A third recent issue for which Keene draws criticism in Berkeley is a proposal to raise the zoning height limitation in some commercial areas of the community. Chris Thompson of the East Bay Express says that Keene pissed a lot of people off when it became known that, in the fine print of a draft revision to the city's general plan, downtown buildings would be allowed to rise to 12 stories instead of the currently-sanctioned five to seven. Thompson points out, however, that the idea was just a proposal, and that it was made in response to Berkeley's housing crisis and other pressing growth issues.

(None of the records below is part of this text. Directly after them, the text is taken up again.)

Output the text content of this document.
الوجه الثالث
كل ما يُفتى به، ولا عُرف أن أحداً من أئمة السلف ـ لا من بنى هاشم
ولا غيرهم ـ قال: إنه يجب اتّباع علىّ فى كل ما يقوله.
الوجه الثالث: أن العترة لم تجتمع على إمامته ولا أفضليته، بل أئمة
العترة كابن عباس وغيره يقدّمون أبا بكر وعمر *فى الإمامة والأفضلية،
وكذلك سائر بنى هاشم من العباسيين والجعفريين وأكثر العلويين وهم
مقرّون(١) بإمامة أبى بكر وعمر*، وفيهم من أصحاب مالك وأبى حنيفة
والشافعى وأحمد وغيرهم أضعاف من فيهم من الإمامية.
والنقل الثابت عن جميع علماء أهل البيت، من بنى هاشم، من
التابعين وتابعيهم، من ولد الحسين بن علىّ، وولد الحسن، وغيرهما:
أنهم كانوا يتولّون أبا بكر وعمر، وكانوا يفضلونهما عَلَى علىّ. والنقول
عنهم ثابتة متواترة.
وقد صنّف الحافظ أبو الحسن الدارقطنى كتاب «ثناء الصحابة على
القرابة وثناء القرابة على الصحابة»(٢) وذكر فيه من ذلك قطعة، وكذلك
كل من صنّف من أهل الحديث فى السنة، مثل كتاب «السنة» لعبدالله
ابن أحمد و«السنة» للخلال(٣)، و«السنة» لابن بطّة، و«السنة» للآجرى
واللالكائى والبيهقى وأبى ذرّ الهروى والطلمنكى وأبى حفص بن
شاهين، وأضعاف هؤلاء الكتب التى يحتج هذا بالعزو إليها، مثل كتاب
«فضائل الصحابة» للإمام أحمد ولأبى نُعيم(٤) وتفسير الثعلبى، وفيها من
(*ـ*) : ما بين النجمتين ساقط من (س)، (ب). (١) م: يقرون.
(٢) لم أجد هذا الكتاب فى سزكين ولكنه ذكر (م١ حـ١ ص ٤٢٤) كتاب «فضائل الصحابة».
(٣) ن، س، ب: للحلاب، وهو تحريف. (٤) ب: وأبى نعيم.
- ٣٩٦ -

Keene defends himself against the charge of fine-print sneakiness by claiming that it is totally untrue. Berkeley, he says, has to look at how to achieve mixed-use development, protect the environment and encourage pedestrian activity. City staff, Keene says, proposed a density bonus for the downtown area that some people clearly opposed. But he says he supported his staff because it was their job to offer options, however unpopular, in the general plan revision process.
Council member Worthington, who reporter Thompson characterizes as seeing politics as combat, lists several other charges against Keene. For example, he says the city manager tried to switch $6 million in voter-approved bond projects without telling the public about what he and the majority of the council were doing.
Worthington also charges that Keene withheld information from him personally about a controversial project in his district: "I'd ask weekly if there was anything new on it and Keene always responded, 'Not that I know of.' Then the item suddenly appeared on the council agenda. I found out that there was a 9-inch paper trail on the project, but Keene keeps information from people if he doesn't like their politics. In my opinion, that climate of secrecy is undemocratic."
Worthington also alleges that Keene uses pay raises for his department heads to encourage them to withhold information from elected officials. "People who really suck up to him get rewarded, and they keep information from the council," Worthington says.
Thompson of the East Bay Express agrees that Keene does withhold information from his political opponents, like Worthington. Thompson, however, believes that Keene's management style didn't reward sycophants so much as raise city staff morale while permitting autonomy among his department heads. "He broke the bureaucratic mold and allows creativity," Thompson says.
Keene's bitter battles with Worthington and others on the Berkeley City Council almost cost him his job last year, but he narrowly survived. Now he's coming to Tucson. "Serving Berkeley is tough, and he was given hell," Thompson says. "In Tucson, he may be able to put his Rolaids away."
James Keene, however, is more philosophical about his new position, saying he doesn't know Tucson well enough to know if he will confront the same type of politically-charged environment. "Fractional politics in Berkeley gets pretty intense," Keene says, "but the tension between neighborhood groups, growth and change is part of the dynamic which makes a city manager's job so exciting."